Mick settled down on the bench seat next to the window and let his eyes roam over the other occupants of the compartment  -  all service folk.    He was the only civilian and by far the youngest.    There were a couple of scruffy RAF "erks", a rather tired looking Sergeant Air Gunner, and a gaggle of young "brown jobs" apparently in the charge of a father-like RTR Corporal sporting his distinctive black beret.   The kid sized up each passenger and duffle in turn;
four years of war-accelerated adulthood told him the Brylcreem boys were, in all probability, either returning from, or going on leave.    His best guess was that the army types were fresh out of basic training, and with a re-tread instructor as mother hen, probably in transit to their first operational unit.

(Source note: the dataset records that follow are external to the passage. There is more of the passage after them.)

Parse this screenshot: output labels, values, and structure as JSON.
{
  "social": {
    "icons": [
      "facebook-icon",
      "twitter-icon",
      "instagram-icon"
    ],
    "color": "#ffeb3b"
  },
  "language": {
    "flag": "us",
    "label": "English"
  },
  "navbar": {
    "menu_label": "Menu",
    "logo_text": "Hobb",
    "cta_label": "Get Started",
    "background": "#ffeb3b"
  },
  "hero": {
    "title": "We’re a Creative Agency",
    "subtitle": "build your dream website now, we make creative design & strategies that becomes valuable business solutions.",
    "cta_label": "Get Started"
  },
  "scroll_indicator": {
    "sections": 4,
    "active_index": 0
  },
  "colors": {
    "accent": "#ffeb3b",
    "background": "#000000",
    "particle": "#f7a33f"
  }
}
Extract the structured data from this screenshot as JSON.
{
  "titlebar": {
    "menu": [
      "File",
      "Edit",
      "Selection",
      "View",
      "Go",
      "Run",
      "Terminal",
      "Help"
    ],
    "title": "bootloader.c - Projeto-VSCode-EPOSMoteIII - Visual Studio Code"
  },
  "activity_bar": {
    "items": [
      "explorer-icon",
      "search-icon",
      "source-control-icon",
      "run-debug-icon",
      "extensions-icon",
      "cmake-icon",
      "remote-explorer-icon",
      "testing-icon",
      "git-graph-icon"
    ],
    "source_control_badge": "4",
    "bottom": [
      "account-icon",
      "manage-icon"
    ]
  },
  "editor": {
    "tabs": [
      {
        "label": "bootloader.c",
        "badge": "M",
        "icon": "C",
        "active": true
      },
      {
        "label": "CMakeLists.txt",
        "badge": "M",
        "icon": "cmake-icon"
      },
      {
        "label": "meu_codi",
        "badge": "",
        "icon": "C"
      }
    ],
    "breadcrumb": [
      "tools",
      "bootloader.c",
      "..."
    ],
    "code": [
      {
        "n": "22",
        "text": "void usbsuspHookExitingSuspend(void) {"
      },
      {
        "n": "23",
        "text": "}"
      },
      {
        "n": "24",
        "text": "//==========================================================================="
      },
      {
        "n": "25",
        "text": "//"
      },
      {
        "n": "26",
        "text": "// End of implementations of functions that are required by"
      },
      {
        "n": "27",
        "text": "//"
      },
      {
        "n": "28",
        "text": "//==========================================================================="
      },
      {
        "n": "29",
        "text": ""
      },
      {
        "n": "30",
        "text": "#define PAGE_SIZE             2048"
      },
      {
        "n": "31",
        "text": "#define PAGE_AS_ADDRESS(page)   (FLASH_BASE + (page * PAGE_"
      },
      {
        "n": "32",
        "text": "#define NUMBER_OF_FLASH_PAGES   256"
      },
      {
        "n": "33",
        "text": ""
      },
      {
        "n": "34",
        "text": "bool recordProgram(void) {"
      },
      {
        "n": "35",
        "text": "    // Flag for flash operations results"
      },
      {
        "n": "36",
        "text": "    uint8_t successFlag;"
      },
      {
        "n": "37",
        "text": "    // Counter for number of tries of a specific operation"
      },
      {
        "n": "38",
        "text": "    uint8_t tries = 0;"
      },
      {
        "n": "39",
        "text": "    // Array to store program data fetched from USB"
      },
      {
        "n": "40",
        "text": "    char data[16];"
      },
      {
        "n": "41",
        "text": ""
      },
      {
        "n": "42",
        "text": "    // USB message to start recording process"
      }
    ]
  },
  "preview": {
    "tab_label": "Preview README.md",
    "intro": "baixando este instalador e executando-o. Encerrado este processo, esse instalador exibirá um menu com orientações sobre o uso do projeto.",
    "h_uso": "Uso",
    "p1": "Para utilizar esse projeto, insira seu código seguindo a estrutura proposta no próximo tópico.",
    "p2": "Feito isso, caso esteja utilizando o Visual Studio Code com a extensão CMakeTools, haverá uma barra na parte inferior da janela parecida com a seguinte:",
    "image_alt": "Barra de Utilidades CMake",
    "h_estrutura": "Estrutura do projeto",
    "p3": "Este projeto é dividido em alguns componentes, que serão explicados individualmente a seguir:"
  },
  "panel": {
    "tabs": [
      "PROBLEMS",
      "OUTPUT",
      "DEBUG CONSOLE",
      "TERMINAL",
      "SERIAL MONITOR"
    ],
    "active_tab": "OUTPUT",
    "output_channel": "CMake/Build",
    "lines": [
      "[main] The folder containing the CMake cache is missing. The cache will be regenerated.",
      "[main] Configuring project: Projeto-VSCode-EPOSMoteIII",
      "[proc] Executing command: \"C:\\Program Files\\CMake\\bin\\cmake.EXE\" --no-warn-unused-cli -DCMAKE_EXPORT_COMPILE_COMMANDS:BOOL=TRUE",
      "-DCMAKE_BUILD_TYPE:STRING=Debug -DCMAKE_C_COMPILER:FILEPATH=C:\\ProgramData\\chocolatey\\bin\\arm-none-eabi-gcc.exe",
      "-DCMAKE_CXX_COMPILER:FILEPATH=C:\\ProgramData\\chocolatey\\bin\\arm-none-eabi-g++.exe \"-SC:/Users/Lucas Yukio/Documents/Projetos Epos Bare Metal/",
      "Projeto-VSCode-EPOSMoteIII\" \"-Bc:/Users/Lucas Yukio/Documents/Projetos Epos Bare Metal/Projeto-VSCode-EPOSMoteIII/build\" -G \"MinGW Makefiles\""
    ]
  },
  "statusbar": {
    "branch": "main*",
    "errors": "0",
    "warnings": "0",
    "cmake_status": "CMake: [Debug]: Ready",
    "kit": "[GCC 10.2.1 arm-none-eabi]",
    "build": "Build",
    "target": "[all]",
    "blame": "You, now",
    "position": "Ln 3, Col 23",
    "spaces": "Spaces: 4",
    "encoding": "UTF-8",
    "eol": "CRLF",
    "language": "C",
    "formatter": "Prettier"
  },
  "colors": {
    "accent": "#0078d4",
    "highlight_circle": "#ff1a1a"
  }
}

As the train headed northwards through the London suburbs, his eyes took in the familiar dismal scene.    London, then the largest city in the world it was claimed, stretched to the horizon with its' endless orderly patterns of smoke-blackened Victorian rowhouses, interspersed with railway sidings, dilapidated factory buildings, and the occasional green of a park.    Periodically the rowhouses disappeared, reverting instead to orderly heaps of brick and wood rubble, seamed with canyon-like clearings indicating the continued existence of a city street  . . .  grim reminders of the 1941 Blitz.    Gaunt structural skeletons, still uncleared, some still smoking lazily, served as indicators of more recent threats;    the roar of an intruding Dorniers' engines, or the staccato throbbing of V1 buzz-bombs, and the eerie silence before final impact.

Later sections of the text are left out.